Although there's nothing we can do about the first problem for the foreseeable future — there's a minimum of solar energy and biomass needed to feed seven or nine billion humans, and even if everybody goes vegetarian it's not going to be a negligible amount — we do have the potential to solve the second bundle of problems. After all, we haven't landed in this mess because we lack the tools to impact the global biosphere.

Our problem comes from lack of knowledge, which partially comes from lack of practice. We just don't know how to build from scratch useful, interesting, beautiful, resilient ecosystems at a sufficiently large scale, partly because we don't know enough yet about how the existing ones work, and partly because we haven't been trying very much. Most people either attempt to preserve existing ecosystems, or reshaping them with an eye to maximum profitability along limited measures. That's a pretty restricted set of goals, and it's disappointing that, despite much work from very smart people, our ecosystem engineering makes enterprise system architectures look positively elegant and nimble.

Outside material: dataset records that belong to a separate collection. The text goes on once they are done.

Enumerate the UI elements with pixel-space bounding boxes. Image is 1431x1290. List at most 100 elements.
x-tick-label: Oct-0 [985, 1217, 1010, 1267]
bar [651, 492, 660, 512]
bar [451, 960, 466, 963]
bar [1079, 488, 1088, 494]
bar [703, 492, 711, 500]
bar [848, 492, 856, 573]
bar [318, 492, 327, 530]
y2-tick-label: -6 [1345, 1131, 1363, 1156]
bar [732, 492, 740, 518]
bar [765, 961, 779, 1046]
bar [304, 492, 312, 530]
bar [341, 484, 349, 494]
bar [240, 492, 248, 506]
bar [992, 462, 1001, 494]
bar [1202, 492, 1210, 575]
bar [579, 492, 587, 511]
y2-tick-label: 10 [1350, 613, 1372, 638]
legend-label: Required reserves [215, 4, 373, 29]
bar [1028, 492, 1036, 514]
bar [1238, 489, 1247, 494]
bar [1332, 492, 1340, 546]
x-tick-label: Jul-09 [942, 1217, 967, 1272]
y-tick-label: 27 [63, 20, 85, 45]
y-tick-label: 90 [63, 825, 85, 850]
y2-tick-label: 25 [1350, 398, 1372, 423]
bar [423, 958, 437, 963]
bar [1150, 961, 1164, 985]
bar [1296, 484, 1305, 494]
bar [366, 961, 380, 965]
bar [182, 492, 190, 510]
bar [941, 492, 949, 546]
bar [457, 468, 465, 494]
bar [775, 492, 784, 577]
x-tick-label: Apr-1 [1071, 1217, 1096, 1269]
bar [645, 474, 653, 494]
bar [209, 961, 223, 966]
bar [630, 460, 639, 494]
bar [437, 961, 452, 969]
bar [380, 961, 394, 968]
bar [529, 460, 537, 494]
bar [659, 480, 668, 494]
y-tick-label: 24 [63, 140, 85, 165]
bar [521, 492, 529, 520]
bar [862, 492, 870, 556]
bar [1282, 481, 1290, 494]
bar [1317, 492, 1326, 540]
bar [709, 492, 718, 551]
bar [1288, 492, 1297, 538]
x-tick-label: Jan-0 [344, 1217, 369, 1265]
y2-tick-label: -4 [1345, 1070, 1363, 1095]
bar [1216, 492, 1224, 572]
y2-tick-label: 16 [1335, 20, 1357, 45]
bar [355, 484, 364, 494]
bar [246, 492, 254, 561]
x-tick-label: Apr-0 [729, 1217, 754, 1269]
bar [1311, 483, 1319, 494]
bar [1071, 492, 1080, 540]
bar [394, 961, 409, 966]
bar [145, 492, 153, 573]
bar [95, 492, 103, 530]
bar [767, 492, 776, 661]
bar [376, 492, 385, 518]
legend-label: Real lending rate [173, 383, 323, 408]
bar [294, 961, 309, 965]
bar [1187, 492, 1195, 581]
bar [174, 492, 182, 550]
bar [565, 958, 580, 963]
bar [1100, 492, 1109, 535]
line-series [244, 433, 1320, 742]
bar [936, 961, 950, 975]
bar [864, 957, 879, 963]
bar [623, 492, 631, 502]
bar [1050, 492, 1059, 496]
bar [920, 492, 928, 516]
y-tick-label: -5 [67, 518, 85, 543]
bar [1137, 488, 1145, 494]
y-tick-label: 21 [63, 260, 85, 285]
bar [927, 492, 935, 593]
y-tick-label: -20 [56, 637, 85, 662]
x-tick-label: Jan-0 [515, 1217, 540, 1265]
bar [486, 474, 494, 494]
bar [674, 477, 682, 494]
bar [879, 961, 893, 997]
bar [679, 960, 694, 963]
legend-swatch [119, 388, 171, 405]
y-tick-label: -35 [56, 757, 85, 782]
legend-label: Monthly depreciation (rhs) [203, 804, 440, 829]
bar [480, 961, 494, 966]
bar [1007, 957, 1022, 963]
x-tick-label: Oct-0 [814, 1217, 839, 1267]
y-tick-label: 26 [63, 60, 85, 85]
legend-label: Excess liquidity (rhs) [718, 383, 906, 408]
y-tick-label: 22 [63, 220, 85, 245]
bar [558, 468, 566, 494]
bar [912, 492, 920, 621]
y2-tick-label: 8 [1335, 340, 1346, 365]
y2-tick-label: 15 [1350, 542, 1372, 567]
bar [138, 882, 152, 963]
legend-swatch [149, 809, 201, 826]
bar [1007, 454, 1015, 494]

It's already too late for almost anyone in the 21st century to live or spend much time in a pristine environment; we have thoroughly broken most of them, and the few which remain cannot be isolated from widespread climate change. It's time to accept that if we want ecological beauty and biodiversity we are going to have to build it ourselves — an extraordinarily complex scientific, technological, and political challenge that nonetheless we cannot afford to ignore.